Her lips against his stop him. It’s barely a kiss, almost more playful. He doesn’t want her to pull away, having accomplished her mission, so he puts his hands on her wrists to pull her in closer, to hold her there. He softens his lips against hers, parting them. His senses are full of her - her softness and her scent, and he groans lightly because he’s wanted this for so long and it feels better than he imagined.

He deepens the kiss, sliding his tongue inside her mouth, tasting her. She kisses him back. One of her hands pulls free of his, to rest against his face. He slides his hand along her spine, holding her, then tangles his fingers through her hair. They kiss for a long time.

They are both breathing hard and fast when it ends. Juliet shifts to cuddle against him, and he puts his arm around her, keeping her tightly in place. He turns his head and brushes his lips against her hair, just because he wants to, because he can. There’s so much more that he wants that it surprises him.

“When did you change your mind?” he asks. Wondering how long he’s been torturing himself and didn’t have to.

She shakes her head, and ruffles her fingers through his hair in a way that makes him want to shiver with the pure delight of it.

“You thinkin’ you want to take it slow?” he asks her.

“Not really,” she says, and smiles at him. “Do you?”

He contemplates it for a moment, even though he knows they can both feel the reality of it, that he’s ready to go now. Everything he wants could take hours, or days, or weeks, and that’s just the purely physical, not counting their very real emotional connection, the one they’ve worked so hard to build. He swallows hard, because maybe that does scare him a little. This is no one-nighter in a motel. He doesn’t want it to be.

“Hell no,” he answers.

She kisses him again. He puts his hands on her shoulders to stop her. She blinks at him, confused. “I’m all for bein’ overcome by passion, but there’s better places to do it than on this floor.”

“You sure about that?” she asks, but she’s teasing.

“Maybe later,” he says. “Floor’s sexy for a fling.”

She looks at him, but she doesn’t ask. She knows that’s not what they’re doing, and so does he. It makes his arms shake a little as he scoops her up and deposits her on the nice, soft bed. He drops down next to her.

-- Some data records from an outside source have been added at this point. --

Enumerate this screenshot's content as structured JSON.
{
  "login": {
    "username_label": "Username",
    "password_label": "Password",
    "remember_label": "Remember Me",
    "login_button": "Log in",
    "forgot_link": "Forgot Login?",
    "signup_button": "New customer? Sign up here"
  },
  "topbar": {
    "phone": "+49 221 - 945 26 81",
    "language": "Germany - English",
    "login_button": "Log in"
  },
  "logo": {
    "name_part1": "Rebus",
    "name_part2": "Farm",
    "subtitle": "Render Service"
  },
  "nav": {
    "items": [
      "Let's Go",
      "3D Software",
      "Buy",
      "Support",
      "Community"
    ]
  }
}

He just looks at her and strokes her hair. For a moment, he’s almost overwhelmed - wanting everything at once, he doesn’t know where to begin. Lucky for him, Juliet has some ideas of her own.

Afterward, being held by her and feeling content, he thinks about friendship and he thinks about love. He kind of thinks he loves her, but it’s too early to say it.

Besides, if she ever finds out he’s never been in love before, not really, not for long, he’s not sure what she might do, considering how this all started out.